Le discours de la semaine est riche d’enseignements.

D’abord par la sincérité avec laquelle l’oratrice se dévoile et raconte son parcours, ses échecs :

« En me cachant, je me coupais d’une grande partie de mes moyens de communication ».

Ensuite, par cette structure invisible et pourtant bien présente du récit propre au storytelling

Enfin, par la découverte de l’improvisation.

« L’improvisation (…) c’est être à 100 % dans l’instant présent » dit-elle.

Parler, communiquer, c’est effectivement cela. Etre en permanence en lien avec son auditoire, le sentir, le prendre comme il est, et ne pas rester dans sa bulle.

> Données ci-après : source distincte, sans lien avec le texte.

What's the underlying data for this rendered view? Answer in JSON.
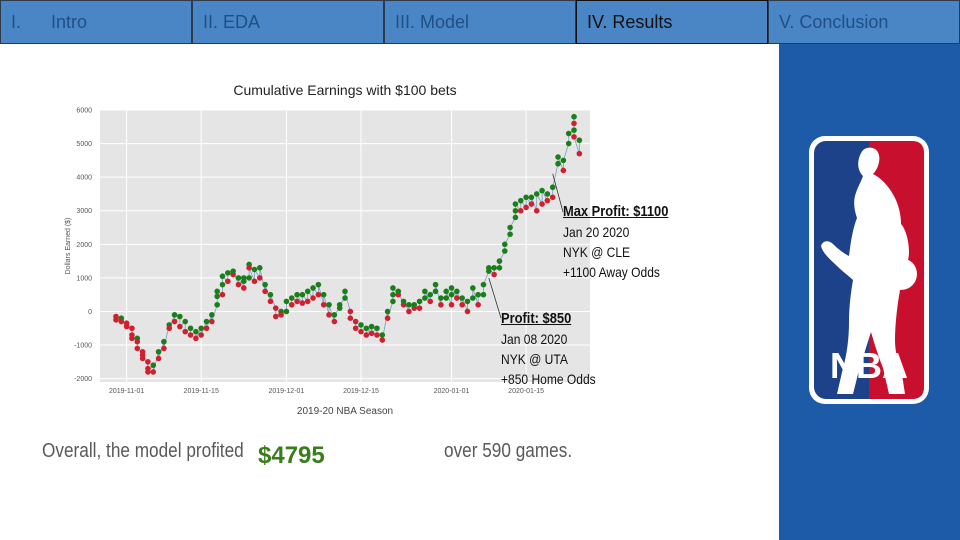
{
  "nav": {
    "tabs": [
      {
        "num": "I.",
        "label": "Intro"
      },
      {
        "num": "",
        "label": "II. EDA"
      },
      {
        "num": "",
        "label": "III. Model"
      },
      {
        "num": "",
        "label": "IV. Results"
      },
      {
        "num": "",
        "label": "V. Conclusion"
      }
    ],
    "active_index": 3
  },
  "logo": {
    "text": "NBA",
    "colors": {
      "blue": "#1d428a",
      "red": "#c8102e",
      "white": "#ffffff"
    }
  },
  "annotations": {
    "max_profit": {
      "heading": "Max Profit: $1100",
      "date": "Jan 20 2020",
      "matchup": "NYK @ CLE",
      "odds": "+1100 Away Odds"
    },
    "profit_850": {
      "heading": "Profit: $850",
      "date": "Jan 08 2020",
      "matchup": "NYK @ UTA",
      "odds": "+850 Home Odds"
    }
  },
  "summary": {
    "prefix": "Overall, the model profited",
    "value": "$4795",
    "suffix": "over 590 games."
  },
  "chart_data": {
    "type": "scatter",
    "title": "Cumulative Earnings with $100 bets",
    "xlabel": "2019-20 NBA Season",
    "ylabel": "Dollars Earned ($)",
    "ylim": [
      -2100,
      6000
    ],
    "yticks": [
      -2000,
      -1000,
      0,
      1000,
      2000,
      3000,
      4000,
      5000,
      6000
    ],
    "xticks": [
      "2019-11-01",
      "2019-11-15",
      "2019-12-01",
      "2019-12-15",
      "2020-01-01",
      "2020-01-15"
    ],
    "xlim": [
      "2019-10-27",
      "2020-01-27"
    ],
    "grid": true,
    "colors": {
      "win": "#1a7f1a",
      "loss": "#d0202f",
      "line": "#7a9cc4",
      "plot_bg": "#e5e5e5"
    },
    "x": [
      "2019-10-30",
      "2019-10-31",
      "2019-11-01",
      "2019-11-02",
      "2019-11-03",
      "2019-11-04",
      "2019-11-05",
      "2019-11-06",
      "2019-11-07",
      "2019-11-08",
      "2019-11-09",
      "2019-11-10",
      "2019-11-11",
      "2019-11-12",
      "2019-11-13",
      "2019-11-14",
      "2019-11-15",
      "2019-11-16",
      "2019-11-17",
      "2019-11-18",
      "2019-11-19",
      "2019-11-20",
      "2019-11-21",
      "2019-11-22",
      "2019-11-23",
      "2019-11-24",
      "2019-11-25",
      "2019-11-26",
      "2019-11-27",
      "2019-11-28",
      "2019-11-29",
      "2019-11-30",
      "2019-12-01",
      "2019-12-02",
      "2019-12-03",
      "2019-12-04",
      "2019-12-05",
      "2019-12-06",
      "2019-12-07",
      "2019-12-08",
      "2019-12-09",
      "2019-12-10",
      "2019-12-11",
      "2019-12-12",
      "2019-12-13",
      "2019-12-14",
      "2019-12-15",
      "2019-12-16",
      "2019-12-17",
      "2019-12-18",
      "2019-12-19",
      "2019-12-20",
      "2019-12-21",
      "2019-12-22",
      "2019-12-23",
      "2019-12-24",
      "2019-12-25",
      "2019-12-26",
      "2019-12-27",
      "2019-12-28",
      "2019-12-29",
      "2019-12-30",
      "2019-12-31",
      "2020-01-01",
      "2020-01-02",
      "2020-01-03",
      "2020-01-04",
      "2020-01-05",
      "2020-01-06",
      "2020-01-07",
      "2020-01-08",
      "2020-01-09",
      "2020-01-10",
      "2020-01-11",
      "2020-01-12",
      "2020-01-13",
      "2020-01-14",
      "2020-01-15",
      "2020-01-16",
      "2020-01-17",
      "2020-01-18",
      "2020-01-19",
      "2020-01-20",
      "2020-01-21",
      "2020-01-22",
      "2020-01-23",
      "2020-01-24",
      "2020-01-25"
    ],
    "series": [
      {
        "values": [
          [
            -150,
            -250
          ],
          [
            -200,
            -300
          ],
          [
            -350,
            -450
          ],
          [
            -500,
            -700,
            -800
          ],
          [
            -800,
            -900,
            -1100
          ],
          [
            -1200,
            -1300,
            -1400
          ],
          [
            -1500,
            -1700,
            -1800
          ],
          [
            -1600,
            -1800
          ],
          [
            -1200,
            -1400
          ],
          [
            -900,
            -1100
          ],
          [
            -400,
            -500
          ],
          [
            -100,
            -300
          ],
          [
            -150,
            -450
          ],
          [
            -300,
            -600
          ],
          [
            -500,
            -700
          ],
          [
            -600,
            -800
          ],
          [
            -500,
            -700
          ],
          [
            -300,
            -500
          ],
          [
            -100,
            -300
          ],
          [
            200,
            450,
            600
          ],
          [
            500,
            800,
            1050
          ],
          [
            900,
            1150
          ],
          [
            1100,
            1200
          ],
          [
            800,
            1000
          ],
          [
            700,
            900,
            1000
          ],
          [
            1000,
            1400,
            1300
          ],
          [
            900,
            1250
          ],
          [
            1000,
            1300
          ],
          [
            600,
            800
          ],
          [
            300,
            500
          ],
          [
            100,
            -150
          ],
          [
            0,
            -100
          ],
          [
            0,
            300
          ],
          [
            200,
            400
          ],
          [
            300,
            500
          ],
          [
            250,
            500
          ],
          [
            300,
            600
          ],
          [
            400,
            700
          ],
          [
            500,
            800
          ],
          [
            200,
            500
          ],
          [
            -100,
            200
          ],
          [
            -300,
            -100
          ],
          [
            100,
            200
          ],
          [
            400,
            600
          ],
          [
            0,
            -200
          ],
          [
            -300,
            -500
          ],
          [
            -400,
            -600
          ],
          [
            -500,
            -700
          ],
          [
            -450,
            -650
          ],
          [
            -500,
            -700
          ],
          [
            -700,
            -850
          ],
          [
            0,
            -200
          ],
          [
            300,
            500,
            700
          ],
          [
            500,
            600
          ],
          [
            200,
            300
          ],
          [
            0,
            200
          ],
          [
            100,
            200
          ],
          [
            100,
            300
          ],
          [
            400,
            600
          ],
          [
            300,
            500
          ],
          [
            600,
            800
          ],
          [
            200,
            400
          ],
          [
            400,
            600
          ],
          [
            200,
            500,
            700
          ],
          [
            400,
            600
          ],
          [
            200,
            400
          ],
          [
            0,
            300
          ],
          [
            400,
            700
          ],
          [
            200,
            500
          ],
          [
            500,
            800
          ],
          [
            1200,
            1300
          ],
          [
            1100,
            1300
          ],
          [
            1300,
            1500
          ],
          [
            1800,
            2000
          ],
          [
            2300,
            2500
          ],
          [
            2800,
            3000,
            3200
          ],
          [
            3000,
            3300
          ],
          [
            3100,
            3400
          ],
          [
            3200,
            3400
          ],
          [
            3000,
            3500
          ],
          [
            3200,
            3600
          ],
          [
            3300,
            3500
          ],
          [
            3400,
            3700
          ],
          [
            4400,
            4600
          ],
          [
            4200,
            4500
          ],
          [
            5000,
            5300
          ],
          [
            5400,
            5800,
            5600,
            5200
          ],
          [
            4700,
            5100
          ]
        ]
      }
    ]
  }
}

Ecoutez son histoire, retenez ses expériences et laissez vous bercer par sa voix.

L’oratrice, Cyrille Aimée, est chanteuse de jazz et partage les clés de l’improvisation musicale, transposables à tout discours.

C’est par ici : https://www.youtube.com/watch?v=eWdw2mv144U

L’anacoluthe

L’anacoluthe est une rupture de la cohésion syntaxique de la phrase. Plus simplement, il s’agit d’une rupture dans la construction d’une phrase.

En résumé, vous ne finissez pas la phrase comme vous l’avez commencé.

Par exemple : « Le nez de Cléopâtre, s’il eût été plus court, la face du monde en eût été changée ». Pascal, Pensées, 392.

Son intérêt : l’effet sur le rythme avec la rupture, la surprise créée, et l’impression de suivre votre pensée en direct.

Autant d’éléments qui permettent de mieux capter l’attention de l’auditoire.